Duncan lief zu den Kasernen der Hauswache zurück, während Leto blieb, um am Fest teilzunehmen. Hawat bestand darauf, seinen Herzog als Leibwächter zu beschützen.
Ein Netz nach dem anderen mit Millionen silbriger Goblinge wurde an Land geholt. Ein intensiver Fischgeruch breitete sich aus. Kräftige Arbeiter schaufelten den wimmelnden Fang in Bottiche, die mit Wasser und Salz gefüllt waren. Die Köche benutzten Schaumkellen, um die gesäuberten Goblinge herauszuholen und in dampfende Kessel mit würziger Brühe zu werfen.

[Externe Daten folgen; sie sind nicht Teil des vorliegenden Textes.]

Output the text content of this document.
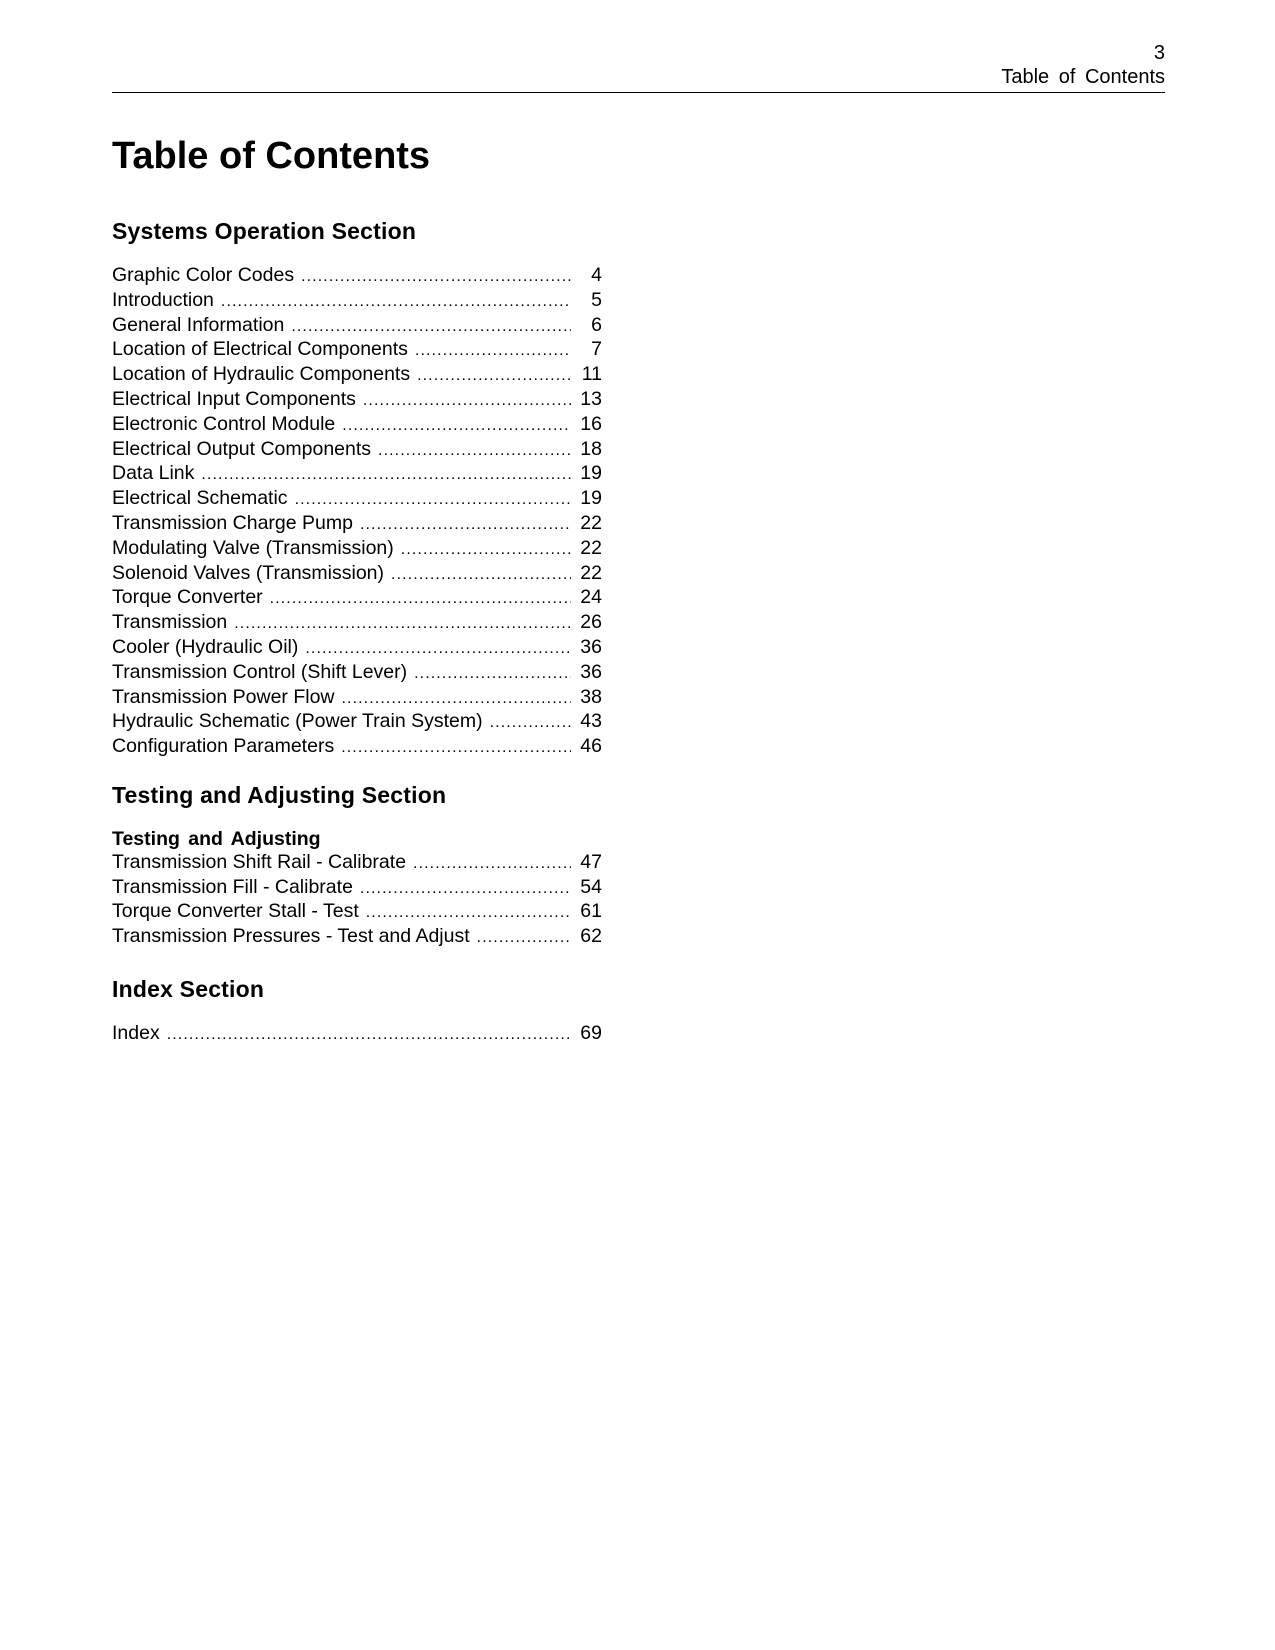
3
Table of Contents
Table of Contents
Systems Operation Section
Graphic Color Codes .....	4
Introduction .....	5
General Information .....	6
Location of Electrical Components .....	7
Location of Hydraulic Components .....	11
Electrical Input Components .....	13
Electronic Control Module .....	16
Electrical Output Components .....	18
Data Link .....	19
Electrical Schematic .....	19
Transmission Charge Pump .....	22
Modulating Valve (Transmission) .....	22
Solenoid Valves (Transmission) .....	22
Torque Converter .....	24
Transmission .....	26
Cooler (Hydraulic Oil) .....	36
Transmission Control (Shift Lever) .....	36
Transmission Power Flow .....	38
Hydraulic Schematic (Power Train System) .....	43
Configuration Parameters .....	46
Testing and Adjusting Section
Testing and Adjusting
Transmission Shift Rail - Calibrate .....	47
Transmission Fill - Calibrate .....	54
Torque Converter Stall - Test .....	61
Transmission Pressures - Test and Adjust .....	62
Index Section
Index .....	69
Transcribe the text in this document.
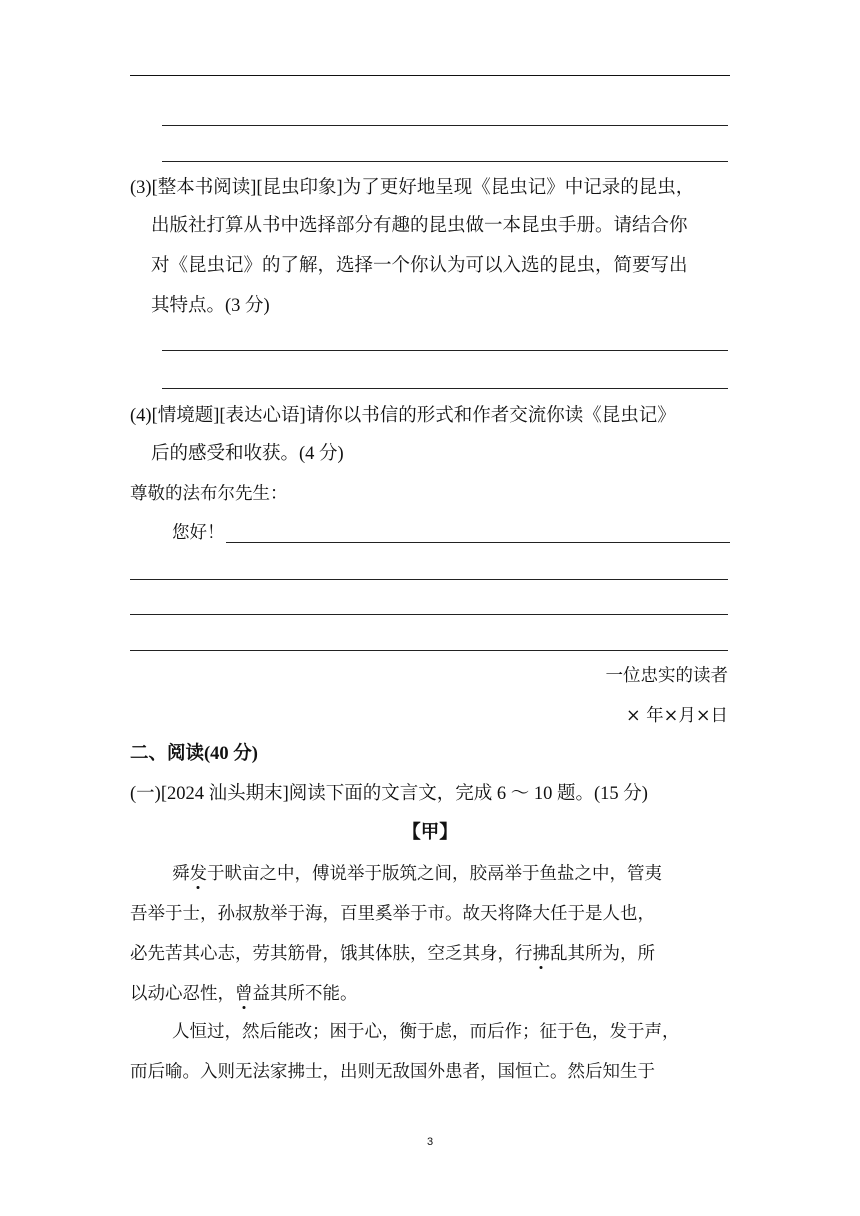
(3)[整本书阅读][昆虫印象]为了更好地呈现《昆虫记》中记录的昆虫，
出版社打算从书中选择部分有趣的昆虫做一本昆虫手册。请结合你
对《昆虫记》的了解，选择一个你认为可以入选的昆虫，简要写出
其特点。(3 分)
(4)[情境题][表达心语]请你以书信的形式和作者交流你读《昆虫记》
后的感受和收获。(4 分)
尊敬的法布尔先生：
您好！
一位忠实的读者
× 年×月×日
二、阅读(40 分)
(一)[2024 汕头期末]阅读下面的文言文，完成 6 ～ 10 题。(15 分)
【甲】
舜发于畎亩之中，傅说举于版筑之间，胶鬲举于鱼盐之中，管夷
吾举于士，孙叔敖举于海，百里奚举于市。故天将降大任于是人也，
必先苦其心志，劳其筋骨，饿其体肤，空乏其身，行拂乱其所为，所
以动心忍性，曾益其所不能。
人恒过，然后能改；困于心，衡于虑，而后作；征于色，发于声，
而后喻。入则无法家拂士，出则无敌国外患者，国恒亡。然后知生于
3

Leto tauchte die Arme bis zu den Ellbogen in einen großen Bottich, holte eine Handvoll kleiner Fische heraus und reichte sie an die Helfer in der Menschenkette weiter. Die Leute waren begeistert. Leto liebte diese Arbeit.
Thufir Hawat schritt steif durch die dicht gedrängten Menschen und war ständig auf der Hut vor Assassinen, die sich möglicherweise zwischen den Fischern verbargen.
Leto hatte inzwischen an einem Holztisch unter freiem Himmel Platz genommen, um sich eine köstliche Mahlzeit aus Goblingen zu gönnen. Alle anderen jubelten und begannen ebenfalls mit dem Festmahl.
Es war der letzte friedliche Augenblick, den er für längere Zeit erleben sollte.